D) Here I’ll point to a frequently-cited and useful study of the 1986 reforms, though admittedly it’s a little out of date: http://www.jstor.org/stable/2729788?seq=2
For simplicity’s sake, I’ll cut to the chase and just quote their relevant concluding paragraph:
“Of course, saying that a decade of analysis has not taught us much about whether TRA86 was a good idea is not at all the same as saying it was not in fact a good idea. We think it was. The theoretical case remains valid for a tax system with a broad and clean base which minimizes the reward to tax-driven economic activity. Advocates of this kind of tax system will, however, be frustrated that a retrospective analysis of the most comprehensive attempt in history to achieve this goal offers little hard evidence of the fruits of this effort.”

E) I strongly support base-broadening comprehensive tax reform, and if it was distributionally-neutral/positive and generated significant amounts of revenue (to levels equal to or greater than what we’d have if we repealed the major tax cuts of the aughts- primarily the 2001 and 2003 Bush tax cuts and the 2009 estate tax changes), I’d support the tax reform if it also lowered statutory rates. It’s certainly a policy-conceivable approach, and I’m confident it will eventually be politically-feasible. Feldstein actually quite closely tracks this view (he’s supported ending all of the Bush tax cuts, for instance, and using the revenues for deficit-reduction), and we have lots of other general policy agreements.

But I just think Feldstein here is wrongly exaggerating the likely effects, especially in the short-run, of a revenue-neutral tax reform modeled after 1986. Revenue-neutral tax reform has modest economic effects. Feldstein is wrong when he cites the 1986 reform, as an example of revenue-neutral tax reform, as significantly changing work (dis)incentives for the overall economy. Lowering statutory tax rates while broadening the income tax base (what happened in 1986) generally does not reduce work disincentives because while it significantly raises or lowers disincentives for particular taxpayers, it leaves the relevant effective tax rates and work (dis)incentives for the economy as a whole unchanged. (Feldstein seems to have a labeling problem in this piece- his use of marginal is problematic to me, because yes- marginal EFFECTIVE tax rates affect economic decision-making, but not the marginal STATUTORY changes that were made in 1986-style reform. Economists usually say that marginal rates matter- especially the higher they are- but those are effective rates, not statutory rates).
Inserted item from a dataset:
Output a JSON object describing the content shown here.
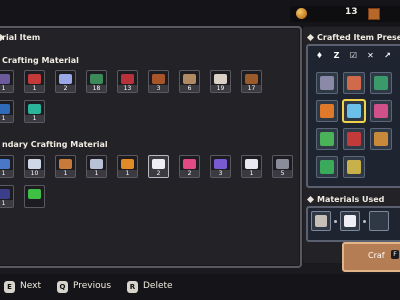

Such rate-lowering, base-broadening reforms may promote economic efficiency by providing neutral tax treatment for resource allocation across different economic sectors- but it’s unlikely to substantially change work (dis)incentives unless the tax code’s relative taxation of saving versus current consumption is substantially changed. Thus, revenue-neutral tax reform on the 1986-model (largely sticking with current tax system, but lowering rates and broadening the base) are likely to only have quite modest positive effects on the economy- and those are more likely to be felt over the long-run as resources are more efficiently allocated across the economy- not because the economy-wide work incentive increases.

In conclusion, 1986-style tax reform should be pursued. But Feldstein here exaggerates the economic effects attributable to this style of tax reform. In reality, tax reform of this model at this time is likely to only have quite modest economic effects that are more likely to be felt over the long-run then in the short-term.